Background: Rapid recanalization of occluded vessels is crucial for good clinical outcome in acute ischemic stroke. Endovascular treatment is usually performed via a transfemoral approach, but catheterization of the carotid arteries can be problematic in cases of difficult anatomy or vascular pathologies in some cases.
Objective: To describe our experience with a technique involving surgical access to the carotid artery and consecutive transcarotid endovascular thrombectomy in patients with acute stroke.
Methods: In a retrospective review of a prospectively maintained registry we identified 6 patients who underwent acute endovascular thrombectomy via a surgical access to the carotid artery.

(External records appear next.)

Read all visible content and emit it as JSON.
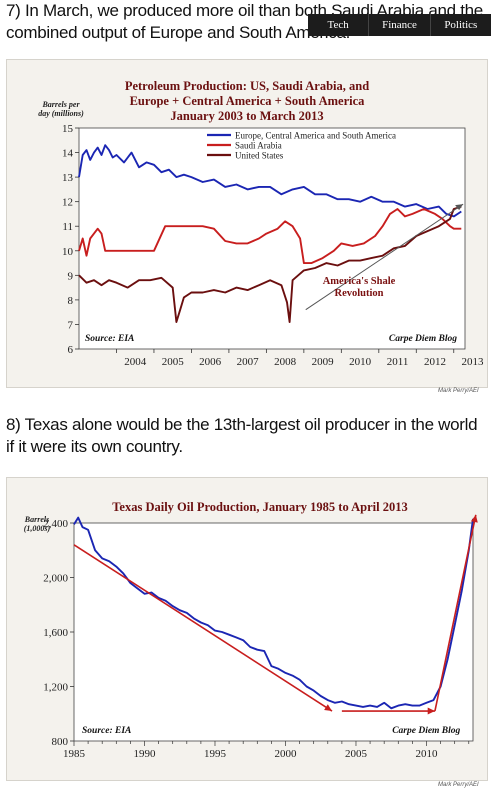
{
  "headings": {
    "item7": "7) In March, we produced more oil than both Saudi Arabia and the combined output of Europe and South America.",
    "item8": "8) Texas alone would be the 13th-largest oil producer in the world if it were its own country."
  },
  "nav": {
    "tabs": [
      "Tech",
      "Finance",
      "Politics"
    ]
  },
  "credits": {
    "chart1": "Mark Perry/AEI",
    "chart2": "Mark Perry/AEI"
  },
  "colors": {
    "panel_bg": "#f4f2ed",
    "blue": "#1b26b3",
    "red": "#c81e1e",
    "darkred": "#6b0f0f",
    "title": "#6b1010"
  },
  "chart_data": [
    {
      "type": "line",
      "title_lines": [
        "Petroleum Production: US, Saudi Arabia, and",
        "Europe + Central America + South America",
        "January 2003 to March 2013"
      ],
      "ylabel_lines": [
        "Barrels per",
        "day (millions)"
      ],
      "xlim": [
        2003,
        2013.3
      ],
      "ylim": [
        6,
        15
      ],
      "yticks": [
        "6",
        "7",
        "8",
        "9",
        "10",
        "11",
        "12",
        "13",
        "14",
        "15"
      ],
      "xticks": [
        "2004",
        "2005",
        "2006",
        "2007",
        "2008",
        "2009",
        "2010",
        "2011",
        "2012",
        "2013"
      ],
      "legend": [
        "Europe, Central America and South America",
        "Saudi Arabia",
        "United States"
      ],
      "annotation_lines": [
        "America's Shale",
        "Revolution"
      ],
      "source": "Source: EIA",
      "blog": "Carpe Diem Blog",
      "series": [
        {
          "name": "Europe, Central America and South America",
          "color": "#1b26b3",
          "x": [
            2003.0,
            2003.1,
            2003.2,
            2003.3,
            2003.4,
            2003.5,
            2003.6,
            2003.7,
            2003.8,
            2003.9,
            2004.0,
            2004.2,
            2004.4,
            2004.6,
            2004.8,
            2005.0,
            2005.2,
            2005.4,
            2005.6,
            2005.8,
            2006.0,
            2006.3,
            2006.6,
            2006.9,
            2007.2,
            2007.5,
            2007.8,
            2008.1,
            2008.4,
            2008.7,
            2009.0,
            2009.3,
            2009.6,
            2009.9,
            2010.2,
            2010.5,
            2010.8,
            2011.1,
            2011.4,
            2011.7,
            2012.0,
            2012.3,
            2012.6,
            2012.8,
            2013.0,
            2013.2
          ],
          "y": [
            13.0,
            13.9,
            14.1,
            13.7,
            14.0,
            14.2,
            13.9,
            14.3,
            14.1,
            13.8,
            13.9,
            13.6,
            14.0,
            13.4,
            13.6,
            13.5,
            13.2,
            13.3,
            13.0,
            13.1,
            13.0,
            12.8,
            12.9,
            12.6,
            12.7,
            12.5,
            12.6,
            12.6,
            12.3,
            12.5,
            12.6,
            12.3,
            12.3,
            12.1,
            12.1,
            12.0,
            12.2,
            12.0,
            12.0,
            11.8,
            11.9,
            11.7,
            11.8,
            11.5,
            11.4,
            11.6
          ]
        },
        {
          "name": "Saudi Arabia",
          "color": "#c81e1e",
          "x": [
            2003.0,
            2003.1,
            2003.2,
            2003.3,
            2003.5,
            2003.6,
            2003.7,
            2004.0,
            2004.3,
            2004.6,
            2005.0,
            2005.3,
            2005.6,
            2005.9,
            2006.3,
            2006.6,
            2006.9,
            2007.2,
            2007.5,
            2007.8,
            2008.0,
            2008.3,
            2008.5,
            2008.7,
            2008.9,
            2009.0,
            2009.2,
            2009.5,
            2009.8,
            2010.0,
            2010.3,
            2010.6,
            2010.9,
            2011.1,
            2011.3,
            2011.5,
            2011.7,
            2011.9,
            2012.2,
            2012.5,
            2012.7,
            2012.9,
            2013.0,
            2013.2
          ],
          "y": [
            10.0,
            10.5,
            9.8,
            10.5,
            10.9,
            10.7,
            10.0,
            10.0,
            10.0,
            10.0,
            10.0,
            11.0,
            11.0,
            11.0,
            11.0,
            10.9,
            10.4,
            10.3,
            10.3,
            10.5,
            10.7,
            10.9,
            11.2,
            11.0,
            10.5,
            9.5,
            9.5,
            9.7,
            10.0,
            10.3,
            10.2,
            10.3,
            10.6,
            11.0,
            11.5,
            11.7,
            11.4,
            11.5,
            11.7,
            11.5,
            11.3,
            11.0,
            10.9,
            10.9
          ]
        },
        {
          "name": "United States",
          "color": "#6b0f0f",
          "x": [
            2003.0,
            2003.2,
            2003.4,
            2003.6,
            2003.8,
            2004.0,
            2004.3,
            2004.6,
            2004.9,
            2005.2,
            2005.5,
            2005.6,
            2005.7,
            2005.8,
            2006.0,
            2006.3,
            2006.6,
            2006.9,
            2007.2,
            2007.5,
            2007.8,
            2008.1,
            2008.4,
            2008.55,
            2008.62,
            2008.7,
            2008.85,
            2009.0,
            2009.3,
            2009.6,
            2009.9,
            2010.2,
            2010.5,
            2010.8,
            2011.1,
            2011.4,
            2011.7,
            2012.0,
            2012.3,
            2012.6,
            2012.9,
            2013.0,
            2013.2
          ],
          "y": [
            9.0,
            8.7,
            8.8,
            8.6,
            8.8,
            8.7,
            8.5,
            8.8,
            8.8,
            8.9,
            8.5,
            7.1,
            7.6,
            8.1,
            8.3,
            8.3,
            8.4,
            8.3,
            8.5,
            8.4,
            8.6,
            8.8,
            8.6,
            7.9,
            7.1,
            8.8,
            9.0,
            9.2,
            9.3,
            9.5,
            9.4,
            9.6,
            9.6,
            9.7,
            9.8,
            10.1,
            10.2,
            10.6,
            10.8,
            11.0,
            11.3,
            11.7,
            11.8
          ]
        }
      ]
    },
    {
      "type": "line",
      "title": "Texas Daily Oil Production, January 1985 to April 2013",
      "ylabel_lines": [
        "Barrels",
        "(1,000s)"
      ],
      "xlim": [
        1985,
        2013.3
      ],
      "ylim": [
        800,
        2400
      ],
      "yticks": [
        "800",
        "1,200",
        "1,600",
        "2,000",
        "2,400"
      ],
      "xticks": [
        "1985",
        "1990",
        "1995",
        "2000",
        "2005",
        "2010"
      ],
      "source": "Source: EIA",
      "blog": "Carpe Diem Blog",
      "series": [
        {
          "name": "Texas daily oil production",
          "color": "#1b26b3",
          "x": [
            1985.0,
            1985.3,
            1985.6,
            1986.0,
            1986.5,
            1987.0,
            1987.5,
            1988.0,
            1988.5,
            1989.0,
            1989.5,
            1990.0,
            1990.5,
            1991.0,
            1991.5,
            1992.0,
            1992.5,
            1993.0,
            1993.5,
            1994.0,
            1994.5,
            1995.0,
            1995.5,
            1996.0,
            1996.5,
            1997.0,
            1997.5,
            1998.0,
            1998.5,
            1999.0,
            1999.5,
            2000.0,
            2000.5,
            2001.0,
            2001.5,
            2002.0,
            2002.5,
            2003.0,
            2003.5,
            2004.0,
            2004.5,
            2005.0,
            2005.5,
            2006.0,
            2006.5,
            2007.0,
            2007.5,
            2008.0,
            2008.5,
            2009.0,
            2009.5,
            2010.0,
            2010.5,
            2011.0,
            2011.5,
            2012.0,
            2012.5,
            2013.0,
            2013.3
          ],
          "y": [
            2390,
            2440,
            2370,
            2350,
            2200,
            2140,
            2120,
            2080,
            2030,
            1960,
            1920,
            1880,
            1890,
            1850,
            1830,
            1790,
            1760,
            1740,
            1700,
            1670,
            1650,
            1610,
            1600,
            1580,
            1560,
            1540,
            1490,
            1470,
            1460,
            1350,
            1330,
            1300,
            1280,
            1250,
            1200,
            1170,
            1130,
            1100,
            1080,
            1090,
            1070,
            1060,
            1050,
            1060,
            1050,
            1080,
            1040,
            1060,
            1070,
            1060,
            1060,
            1080,
            1100,
            1200,
            1400,
            1650,
            1900,
            2200,
            2430
          ]
        }
      ]
    }
  ]
}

Results: Admission National Institute of Health Stroke Scale (NIHSS) ranged from 7 to 23. Intracranial recanalization (thrombolysis in cerebral infarction, TICI≥2b) was achieved in all patients (100%). Recanalization was achieved within 19±5 min after establishing carotid access. One patient developed a small neck hematoma, which was surgically removed without complications. No complications related to endovascular therapy were seen. At 3 months' follow-up, five patients had survived. Three patients (50%) had regained excellent neurological function (modified Rankin Scale, mRS 0-1).
Conclusions: Surgical carotid access for endovascular stroke treatment is feasible, with considerable advantages, in patients with expected problematic access or for whom transfemoral endovascular carotid access has failed.
Keywords: Catheter; Embolic; Intervention; Stroke; Thrombectomy.